North Korea said it would reopen a long-closed border hotline with South Korea on Wednesday, hours after President Donald Trump appeared to mock the North’s leader by saying he has a “bigger and more powerful” nuclear button than Kim Jong Un.

The North’s unscheduled statement, read out on state media, came a day after Seoul proposed high-level discussions amid a tense stand-off over North Korea’s missile and nuclear programs.

That followed Kim’s New Year’s address, in which he said he was open to speaking with Seoul and would consider sending a delegation to an international event to be held just across the border in February.
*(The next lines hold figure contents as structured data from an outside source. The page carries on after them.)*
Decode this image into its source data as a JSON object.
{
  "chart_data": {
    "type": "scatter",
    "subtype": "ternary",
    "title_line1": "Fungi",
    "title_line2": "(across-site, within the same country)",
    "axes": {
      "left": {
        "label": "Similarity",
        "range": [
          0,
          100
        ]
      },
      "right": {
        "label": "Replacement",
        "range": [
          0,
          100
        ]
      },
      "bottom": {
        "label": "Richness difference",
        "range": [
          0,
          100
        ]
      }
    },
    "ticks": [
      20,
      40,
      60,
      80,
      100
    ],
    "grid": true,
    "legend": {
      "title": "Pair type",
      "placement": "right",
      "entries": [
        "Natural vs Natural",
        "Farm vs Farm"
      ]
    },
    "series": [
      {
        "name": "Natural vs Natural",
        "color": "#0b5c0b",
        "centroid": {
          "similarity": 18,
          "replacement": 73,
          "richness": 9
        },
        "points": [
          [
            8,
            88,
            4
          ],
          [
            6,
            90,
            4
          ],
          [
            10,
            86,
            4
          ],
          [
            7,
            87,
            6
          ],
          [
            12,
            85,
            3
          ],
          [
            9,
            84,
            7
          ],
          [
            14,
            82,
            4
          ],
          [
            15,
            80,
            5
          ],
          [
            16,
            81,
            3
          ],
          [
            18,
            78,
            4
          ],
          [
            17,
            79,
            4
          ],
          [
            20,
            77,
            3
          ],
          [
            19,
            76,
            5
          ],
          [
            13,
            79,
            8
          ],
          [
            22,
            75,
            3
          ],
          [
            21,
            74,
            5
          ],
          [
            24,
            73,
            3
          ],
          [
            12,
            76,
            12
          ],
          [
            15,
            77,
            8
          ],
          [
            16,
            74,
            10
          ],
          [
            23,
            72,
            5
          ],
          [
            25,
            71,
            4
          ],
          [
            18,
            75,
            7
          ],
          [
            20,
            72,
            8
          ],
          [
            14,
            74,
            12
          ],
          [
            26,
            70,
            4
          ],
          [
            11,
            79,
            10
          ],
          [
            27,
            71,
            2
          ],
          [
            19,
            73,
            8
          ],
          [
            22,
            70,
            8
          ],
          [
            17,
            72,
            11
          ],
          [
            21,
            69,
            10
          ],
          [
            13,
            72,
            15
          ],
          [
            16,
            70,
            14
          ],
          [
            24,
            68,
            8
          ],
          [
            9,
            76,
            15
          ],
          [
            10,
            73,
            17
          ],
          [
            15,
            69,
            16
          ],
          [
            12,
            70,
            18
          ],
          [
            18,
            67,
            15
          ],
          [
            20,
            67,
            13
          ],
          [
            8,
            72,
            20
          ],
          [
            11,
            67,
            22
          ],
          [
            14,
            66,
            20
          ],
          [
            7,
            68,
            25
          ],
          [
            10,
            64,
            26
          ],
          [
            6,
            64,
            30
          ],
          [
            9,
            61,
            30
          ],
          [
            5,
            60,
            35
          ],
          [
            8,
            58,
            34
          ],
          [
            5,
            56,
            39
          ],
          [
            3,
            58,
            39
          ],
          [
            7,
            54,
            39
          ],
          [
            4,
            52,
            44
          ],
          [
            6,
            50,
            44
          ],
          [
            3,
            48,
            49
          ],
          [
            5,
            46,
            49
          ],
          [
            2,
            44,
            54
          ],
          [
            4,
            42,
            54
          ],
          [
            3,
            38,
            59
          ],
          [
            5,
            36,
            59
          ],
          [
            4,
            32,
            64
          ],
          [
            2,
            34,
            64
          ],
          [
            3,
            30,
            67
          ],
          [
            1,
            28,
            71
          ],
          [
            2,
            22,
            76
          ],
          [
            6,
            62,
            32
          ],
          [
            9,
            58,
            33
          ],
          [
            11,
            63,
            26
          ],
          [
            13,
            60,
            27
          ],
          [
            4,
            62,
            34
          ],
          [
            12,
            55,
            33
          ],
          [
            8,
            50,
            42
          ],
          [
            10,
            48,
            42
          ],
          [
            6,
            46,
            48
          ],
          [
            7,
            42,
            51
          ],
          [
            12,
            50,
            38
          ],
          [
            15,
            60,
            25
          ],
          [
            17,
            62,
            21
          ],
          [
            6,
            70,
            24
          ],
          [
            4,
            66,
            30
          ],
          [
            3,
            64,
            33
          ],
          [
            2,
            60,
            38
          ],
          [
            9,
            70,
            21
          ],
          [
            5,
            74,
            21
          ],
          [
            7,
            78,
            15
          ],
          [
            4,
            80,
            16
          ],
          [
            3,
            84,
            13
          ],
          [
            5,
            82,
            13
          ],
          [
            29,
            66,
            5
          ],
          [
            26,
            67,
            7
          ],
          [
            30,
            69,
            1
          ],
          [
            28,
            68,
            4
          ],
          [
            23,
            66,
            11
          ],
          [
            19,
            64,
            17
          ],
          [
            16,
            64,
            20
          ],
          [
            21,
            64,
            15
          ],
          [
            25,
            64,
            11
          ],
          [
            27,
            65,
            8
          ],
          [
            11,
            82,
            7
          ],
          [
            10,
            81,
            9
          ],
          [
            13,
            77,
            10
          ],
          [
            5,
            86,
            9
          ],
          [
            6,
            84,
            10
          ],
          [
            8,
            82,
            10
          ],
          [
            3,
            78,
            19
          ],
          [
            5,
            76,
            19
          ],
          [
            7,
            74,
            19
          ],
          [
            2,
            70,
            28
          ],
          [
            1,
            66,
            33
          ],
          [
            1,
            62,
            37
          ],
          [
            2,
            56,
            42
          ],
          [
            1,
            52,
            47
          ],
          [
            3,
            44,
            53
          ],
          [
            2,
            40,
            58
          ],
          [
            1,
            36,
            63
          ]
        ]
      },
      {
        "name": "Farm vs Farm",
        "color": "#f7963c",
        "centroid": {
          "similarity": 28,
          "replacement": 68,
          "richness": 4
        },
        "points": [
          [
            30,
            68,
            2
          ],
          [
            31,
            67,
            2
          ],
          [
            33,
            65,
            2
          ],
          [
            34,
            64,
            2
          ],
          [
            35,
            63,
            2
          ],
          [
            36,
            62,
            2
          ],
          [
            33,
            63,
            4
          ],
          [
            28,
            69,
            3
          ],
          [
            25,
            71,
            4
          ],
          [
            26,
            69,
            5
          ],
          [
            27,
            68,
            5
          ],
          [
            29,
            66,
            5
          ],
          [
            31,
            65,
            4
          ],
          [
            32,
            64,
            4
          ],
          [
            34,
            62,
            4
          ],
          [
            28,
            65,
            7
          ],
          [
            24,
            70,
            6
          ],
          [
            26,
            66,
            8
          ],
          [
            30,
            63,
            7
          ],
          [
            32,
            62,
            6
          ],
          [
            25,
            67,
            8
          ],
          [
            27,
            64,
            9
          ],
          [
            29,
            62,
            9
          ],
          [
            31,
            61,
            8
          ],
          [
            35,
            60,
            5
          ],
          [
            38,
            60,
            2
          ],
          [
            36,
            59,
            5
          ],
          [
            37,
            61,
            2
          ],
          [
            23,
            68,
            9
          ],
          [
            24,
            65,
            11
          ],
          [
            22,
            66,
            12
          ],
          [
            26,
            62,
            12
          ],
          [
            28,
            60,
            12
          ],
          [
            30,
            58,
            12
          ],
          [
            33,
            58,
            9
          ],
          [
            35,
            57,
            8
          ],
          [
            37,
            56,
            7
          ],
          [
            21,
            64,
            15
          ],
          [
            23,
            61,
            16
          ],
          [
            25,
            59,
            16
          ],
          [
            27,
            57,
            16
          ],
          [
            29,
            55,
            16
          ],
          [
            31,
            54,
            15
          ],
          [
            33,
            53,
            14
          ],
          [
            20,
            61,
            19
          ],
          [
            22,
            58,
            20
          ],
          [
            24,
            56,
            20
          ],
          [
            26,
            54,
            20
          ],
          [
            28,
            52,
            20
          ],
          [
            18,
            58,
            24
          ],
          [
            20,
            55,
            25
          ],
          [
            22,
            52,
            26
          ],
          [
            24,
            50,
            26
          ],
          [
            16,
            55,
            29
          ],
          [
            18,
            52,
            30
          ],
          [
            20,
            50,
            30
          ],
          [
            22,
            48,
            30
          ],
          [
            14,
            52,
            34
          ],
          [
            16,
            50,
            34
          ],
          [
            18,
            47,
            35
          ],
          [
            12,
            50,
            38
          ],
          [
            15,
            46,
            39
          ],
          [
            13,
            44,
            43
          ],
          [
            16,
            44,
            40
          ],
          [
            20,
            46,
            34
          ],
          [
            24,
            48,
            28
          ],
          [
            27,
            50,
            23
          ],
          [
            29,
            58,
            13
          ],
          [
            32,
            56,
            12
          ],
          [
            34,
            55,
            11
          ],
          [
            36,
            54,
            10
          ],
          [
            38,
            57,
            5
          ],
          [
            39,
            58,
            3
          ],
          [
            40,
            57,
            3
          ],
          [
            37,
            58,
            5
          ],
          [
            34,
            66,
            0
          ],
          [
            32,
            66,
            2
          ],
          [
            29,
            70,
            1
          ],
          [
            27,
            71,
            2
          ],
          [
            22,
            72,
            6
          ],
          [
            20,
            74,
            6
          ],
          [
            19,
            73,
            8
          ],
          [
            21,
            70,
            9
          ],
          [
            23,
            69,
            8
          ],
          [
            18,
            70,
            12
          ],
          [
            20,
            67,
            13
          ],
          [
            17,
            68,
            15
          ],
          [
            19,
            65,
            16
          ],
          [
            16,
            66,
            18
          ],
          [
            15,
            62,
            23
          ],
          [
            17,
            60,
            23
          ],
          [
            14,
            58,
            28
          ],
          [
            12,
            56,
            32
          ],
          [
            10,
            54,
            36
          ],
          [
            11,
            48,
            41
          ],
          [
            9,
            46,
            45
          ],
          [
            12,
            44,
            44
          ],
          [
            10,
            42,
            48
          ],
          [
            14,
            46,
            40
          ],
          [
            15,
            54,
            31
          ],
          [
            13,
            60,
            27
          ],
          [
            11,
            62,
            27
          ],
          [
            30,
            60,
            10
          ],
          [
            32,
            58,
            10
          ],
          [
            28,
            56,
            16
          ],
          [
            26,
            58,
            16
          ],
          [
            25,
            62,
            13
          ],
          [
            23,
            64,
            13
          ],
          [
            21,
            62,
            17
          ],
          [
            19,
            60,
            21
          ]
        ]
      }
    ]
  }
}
U.S. officials said Washington would not take any talks between North and South Korea seriously if they did not contribute to denuclearizing North Korea. A State Department spokeswoman said North Korea “might be trying to drive a wedge of some sort.”

Kim gave an order to reopen a border hotline with South Korea at the truce village of Panmunjom on Wednesday, said North Korean official Ri Son Gwon.

That gesture came only hours after Trump again ridiculed the North Korean leader on Twitter.

“Will someone from his depleted and food starved regime please inform him that I too have a Nuclear Button, but it is a much bigger & more powerful one than his, and my Button works!” Trump tweeted.

While appearing to open the door to the first direct negotiations in more than two years, Kim also sternly warned that he would push ahead with “mass producing” nuclear warheads in defiance of U.N. sanctions.

His speech on Monday came after a steep increase in missile launches in 2017, as well as the North’s sixth and most powerful nuclear test. Kim, who has vowed to develop a nuclear-tipped missile capable of reaching the United States, said he had a nuclear button on his desk.

The hotline with the South was shut down by North Korea in February 2016 in retaliation against the closing of Kaesong, a border factory town that was jointly operated by the two Koreas.

“Detailed orders were given regarding setting up working measures with the South Korean government that should be taken up with a serious and sincere stance,” said Ri, chairman of North Korea’s Committee for the Peaceful Reunification of the Fatherland, which deals with issues relating to South Korea.

An official from South Korea’s Unification Ministry told Reuters they were ready to speak with North Korean officials once the hotline was opened. Government officials check the hotline, a telephone line at the border, twice every day, in the morning and afternoon.

South Korean presidential spokesman Yoon Young-chan said North Korea’s decision to open the hotline had “significant meaning” because it could lead to constant communication between the two Koreas.

U.S. officials had voiced skepticism about the possibility of meaningful talks, particularly if they did not take steps towards banning North Korea’s nuclear weapons.

Nikki Haley, the U.S. ambassador to the United Nations, warned North Korea against staging another missile test and said Washington was hearing reports that Pyongyang might be preparing to fire another missile.